│ Qwen 3.6 35B-A3B │ Haiku 4.5
────────────────────────┼──────────────────┼────────────────────────
SWE-Bench Verified │ 73.4 │ 66.6
────────────────────────┼──────────────────┼────────────────────────
SWE-Bench Multilingual │ 67.2 │ 64.7
────────────────────────┼──────────────────┼────────────────────────
SWE-Bench Pro │ 49.5 │ 39.45
────────────────────────┼──────────────────┼────────────────────────
Terminal Bench 2.0 │ 51.5 │ 61.2 (Warp), 27.5 (CC)
────────────────────────┼──────────────────┼────────────────────────
LiveCodeBench │ 80.4 │ 41.92
These are of course all public benchmarks though - I'd expect there to be some memorization/overfitting happening. The proprietary models usually have a bit of an advantage in real-world tasks in my experience.Even Qwen3.5 35B A3B benchmarks roughly on par with Haiku 4.5, so Qwen3.6 should be a noticeable step up.

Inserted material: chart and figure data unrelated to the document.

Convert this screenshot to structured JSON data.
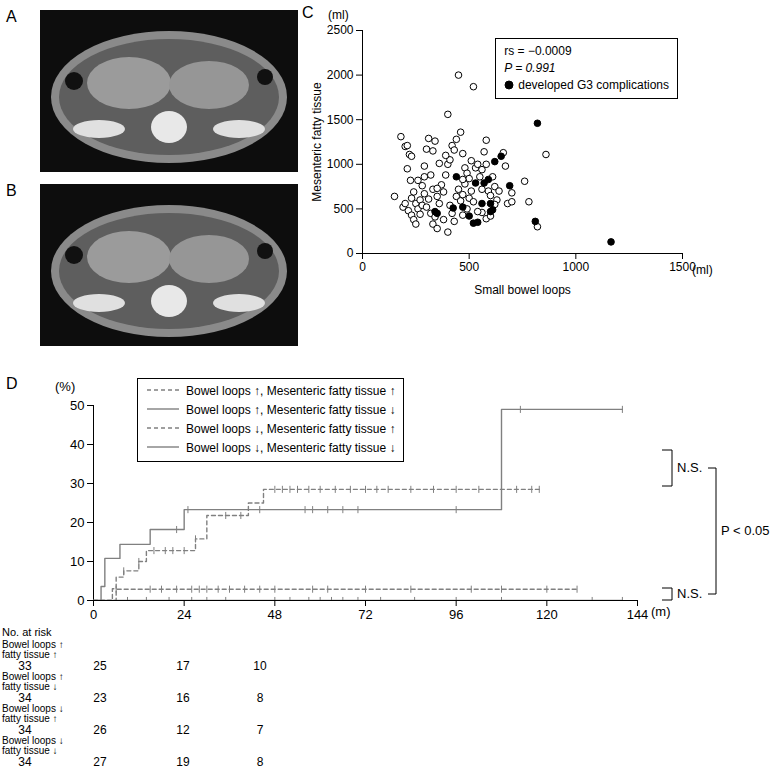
{
  "chart_data": [
    {
      "type": "image",
      "title": "A"
    },
    {
      "type": "image",
      "title": "B"
    },
    {
      "type": "scatter",
      "title": "C",
      "x_label": "Small bowel loops",
      "y_label": "Mesenteric fatty tissue",
      "x_unit": "(ml)",
      "y_unit": "(ml)",
      "xlim": [
        0,
        1500
      ],
      "xticks": [
        0,
        500,
        1000,
        1500
      ],
      "ylim": [
        0,
        2500
      ],
      "yticks": [
        0,
        500,
        1000,
        1500,
        2000,
        2500
      ],
      "legend": "top-right",
      "annotations": [
        "rs = −0.0009",
        "P = 0.991"
      ],
      "series": [
        {
          "color": "#000000",
          "marker": "open circle",
          "x": [
            150,
            180,
            200,
            210,
            220,
            230,
            210,
            225,
            190,
            200,
            215,
            230,
            240,
            250,
            260,
            270,
            280,
            240,
            260,
            280,
            290,
            300,
            310,
            330,
            340,
            320,
            330,
            310,
            300,
            320,
            340,
            350,
            360,
            370,
            380,
            390,
            400,
            410,
            420,
            430,
            440,
            450,
            400,
            520,
            460,
            470,
            480,
            490,
            500,
            380,
            400,
            420,
            430,
            440,
            450,
            460,
            470,
            480,
            490,
            500,
            510,
            520,
            530,
            540,
            550,
            560,
            570,
            580,
            590,
            600,
            610,
            620,
            630,
            640,
            660,
            670,
            680,
            700,
            760,
            780,
            820,
            860,
            560,
            580,
            600,
            620,
            540,
            470,
            410,
            350,
            290,
            270,
            250,
            360,
            390,
            510,
            560,
            470,
            330,
            290,
            230,
            580,
            350,
            700
          ],
          "values": [
            640,
            1310,
            1200,
            1210,
            1110,
            1090,
            950,
            820,
            520,
            560,
            480,
            430,
            380,
            560,
            500,
            600,
            540,
            690,
            820,
            760,
            980,
            1170,
            1290,
            1150,
            1260,
            880,
            720,
            610,
            520,
            450,
            410,
            640,
            560,
            770,
            690,
            880,
            1000,
            1050,
            1210,
            1160,
            1280,
            2000,
            1560,
            1870,
            1360,
            1120,
            960,
            900,
            840,
            380,
            240,
            450,
            360,
            640,
            720,
            590,
            660,
            780,
            500,
            620,
            700,
            580,
            960,
            1000,
            860,
            940,
            1140,
            1000,
            700,
            650,
            860,
            750,
            600,
            700,
            1130,
            980,
            560,
            580,
            810,
            580,
            300,
            1110,
            460,
            390,
            420,
            550,
            470,
            430,
            540,
            730,
            860,
            440,
            330,
            1010,
            1100,
            1040,
            720,
            830,
            330,
            670,
            620,
            1270,
            280,
            680
          ]
        },
        {
          "name": "developed G3 complications",
          "color": "#000000",
          "marker": "filled circle",
          "x": [
            1165,
            820,
            810,
            620,
            650,
            690,
            590,
            600,
            560,
            520,
            540,
            530,
            570,
            425,
            440,
            340,
            350,
            470,
            600,
            610,
            500
          ],
          "values": [
            130,
            1460,
            360,
            1030,
            1090,
            760,
            830,
            470,
            560,
            340,
            350,
            790,
            790,
            510,
            860,
            470,
            450,
            520,
            560,
            490,
            420
          ]
        }
      ]
    },
    {
      "type": "step",
      "title": "D",
      "x_unit": "(m)",
      "y_unit": "(%)",
      "xlim": [
        0,
        144
      ],
      "xticks": [
        0,
        24,
        48,
        72,
        96,
        120,
        144
      ],
      "ylim": [
        0,
        50
      ],
      "yticks": [
        0,
        10,
        20,
        30,
        40,
        50
      ],
      "legend": "top-left",
      "annotations": [
        "N.S.",
        "N.S.",
        "P < 0.05"
      ],
      "series": [
        {
          "name": "Bowel loops ↑, Mesenteric fatty tissue ↑",
          "color": "#808080",
          "line_style": "dashed",
          "x": [
            0,
            5,
            6,
            8,
            12,
            14,
            27,
            30,
            41,
            45,
            118
          ],
          "values": [
            0,
            3,
            6,
            7.6,
            10,
            12.8,
            15.8,
            21.8,
            25,
            28.5,
            28.5
          ],
          "censored": [
            8,
            12,
            16,
            19,
            21,
            24,
            27,
            35,
            39,
            48,
            50,
            52,
            54,
            57,
            60,
            64,
            68,
            72,
            75,
            78,
            84,
            90,
            96,
            102,
            108,
            112,
            116,
            118
          ]
        },
        {
          "name": "Bowel loops ↑, Mesenteric fatty tissue ↓",
          "color": "#808080",
          "line_style": "solid",
          "x": [
            0,
            2,
            3,
            7,
            15,
            24,
            108,
            140
          ],
          "values": [
            0,
            3.6,
            10.8,
            14.4,
            18.2,
            23.3,
            49,
            49
          ],
          "censored": [
            22,
            25,
            44,
            56,
            58,
            62,
            66,
            70,
            96,
            113,
            140
          ]
        },
        {
          "name": "Bowel loops ↓, Mesenteric fatty tissue ↑",
          "color": "#808080",
          "line_style": "dashed",
          "x": [
            0,
            6,
            128
          ],
          "values": [
            0,
            2.9,
            2.9
          ],
          "censored": [
            6,
            15,
            18,
            22,
            26,
            28,
            30,
            33,
            36,
            40,
            44,
            48,
            58,
            62,
            72,
            84,
            100,
            108,
            120,
            128
          ]
        },
        {
          "name": "Bowel loops ↓, Mesenteric fatty tissue ↓",
          "color": "#808080",
          "line_style": "solid",
          "x": [
            0,
            140
          ],
          "values": [
            0,
            0
          ],
          "censored": [
            9,
            14,
            20,
            26,
            30,
            35,
            48,
            52,
            57,
            60,
            63,
            66,
            70,
            76,
            85,
            96,
            108,
            132,
            140
          ]
        }
      ],
      "risk_table": {
        "title": "No. at risk",
        "rows": [
          {
            "label": [
              "Bowel loops ↑",
              "fatty tissue ↑"
            ],
            "values": [
              33,
              25,
              17,
              10
            ]
          },
          {
            "label": [
              "Bowel loops ↑",
              "fatty tissue ↓"
            ],
            "values": [
              34,
              23,
              16,
              8
            ]
          },
          {
            "label": [
              "Bowel loops ↓",
              "fatty tissue ↑"
            ],
            "values": [
              34,
              26,
              12,
              7
            ]
          },
          {
            "label": [
              "Bowel loops ↓",
              "fatty tissue ↓"
            ],
            "values": [
              34,
              27,
              19,
              8
            ]
          }
        ]
      }
    }
  ]
}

https://artificialanalysis.ai/models?models=gpt-oss-120b%2Cg...
No, these benchmarks are not perfect, but short of trying it yourself, this is the best we've got.
Compared to the frontier coding models like Opus 4.7 and GPT 5.4, Qwen3.6 35B A3B is not going to feel smart at all, but for something that can run quickly at home... it is impressive how far this stuff has come.